Van Hook asks the Court to reconsider its September 19, 2019 Order due to oversights and omissions. Van hook believes the Court failed to review Plaintiff's First Declaration in its entirety and submits a Second Declaration attempting to clarify his claims. However, Van Hook has not pointed to any evidence in the record that the Court overlooked or omitted from consideration in evaluating Defendants' motions to dismiss. Further, the Court previously found that allowing Van Hook to amend his complaint would be futile, and Van Hook's Second failed to plead any additional facts that would give rise to an entitlement for relief within his Second Declaration. (See Dkt. 31.) Thus, a correction or clarification to the September 19, 2019 Order is unnecessary.
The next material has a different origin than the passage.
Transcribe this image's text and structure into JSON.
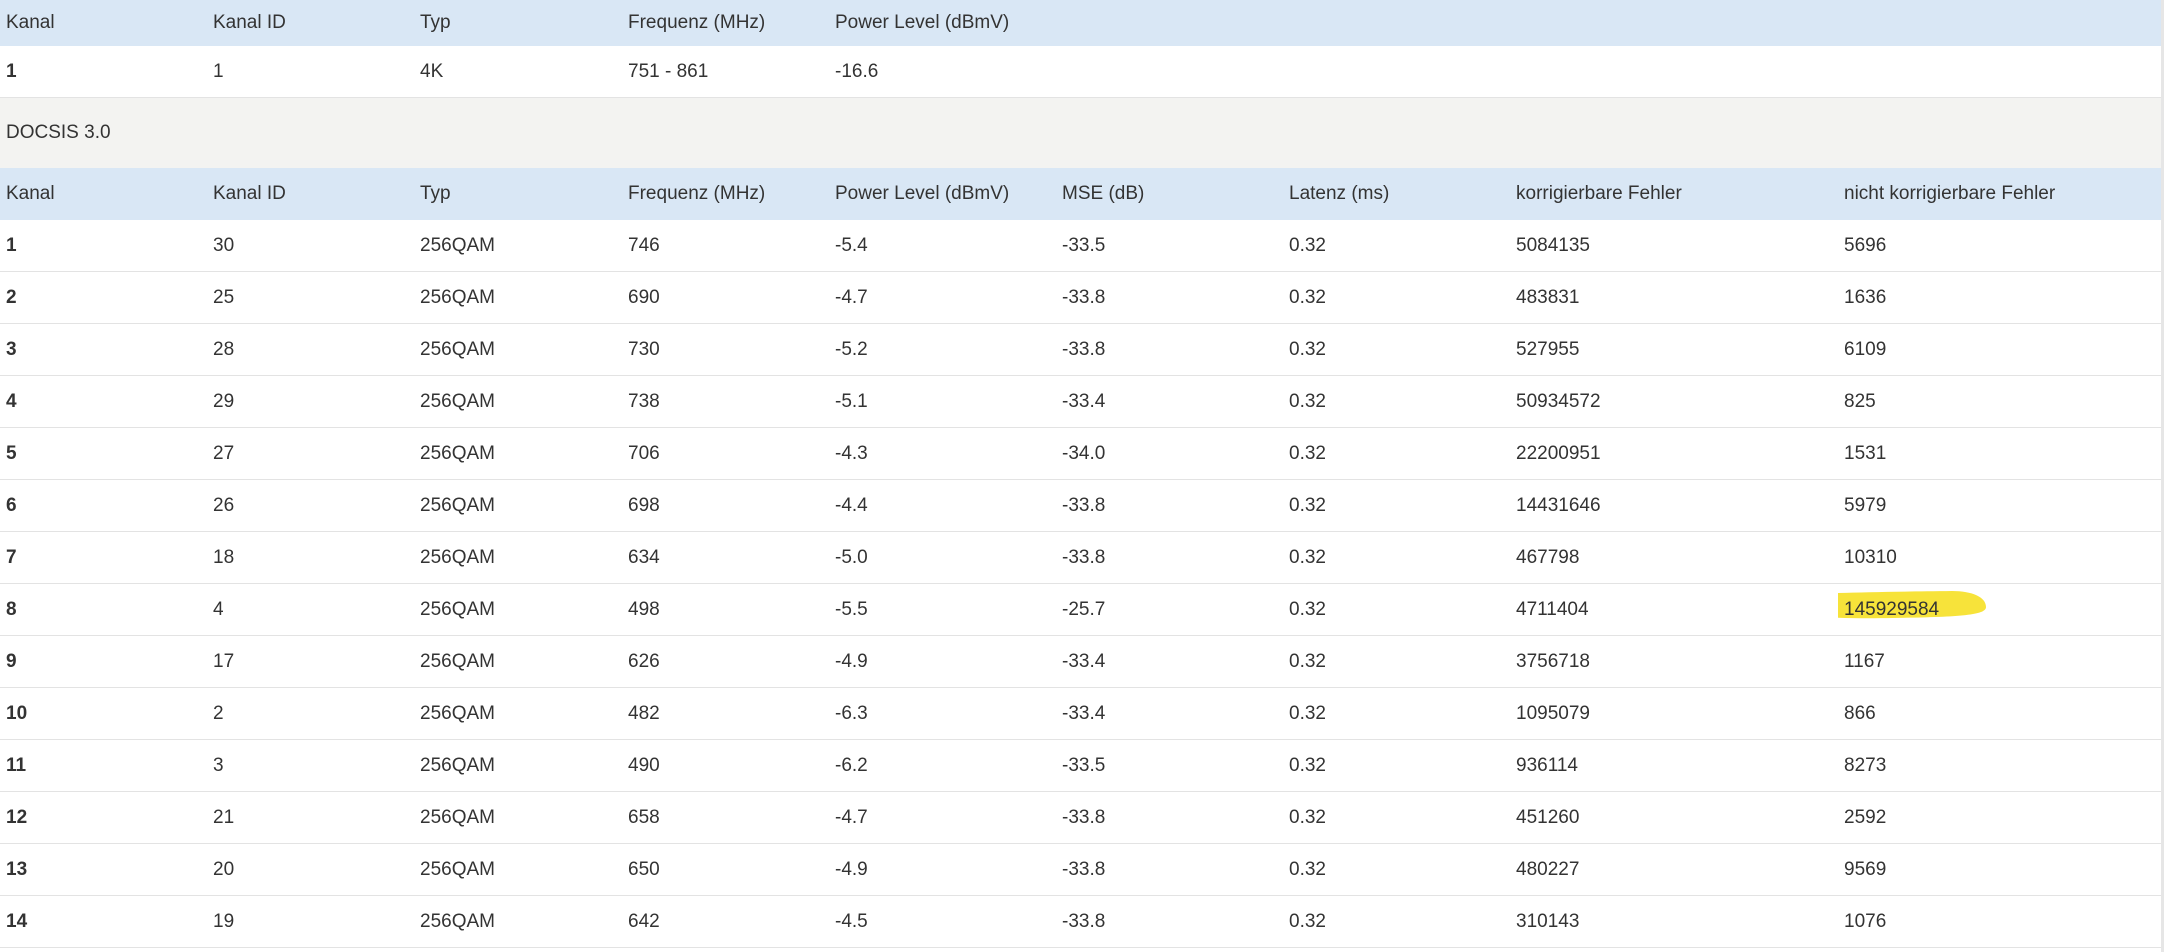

The Court fully explained its reasoning for dismissing the Complaint with prejudice in its previous order: Van Hook claims are implausible and do not survive Defendants' motions to dismiss. (See Dkt. 26.) Furthermore, the Court finds beyond a doubt that the plaintiff can prove no set of facts that would entitle him to relief and this defect cannot be cured by amendments. Consequently, Van Hook's motion for reconsideration is denied. A final judgment will issue in line with this order.

ORDER

IT IS ORDERED that

1. Plaintiff's Motion for Entry of Default Unknown Agents (of Idaho Third Judicial District) (Dkt. 29) is DENIED. 2. Plaintiff's Motion for Reconsideration (Dkt. 30) is DENIED. 3. Defendant's Motion for Leave to Identify Further Defendants (Dkt. 32) is DENIED.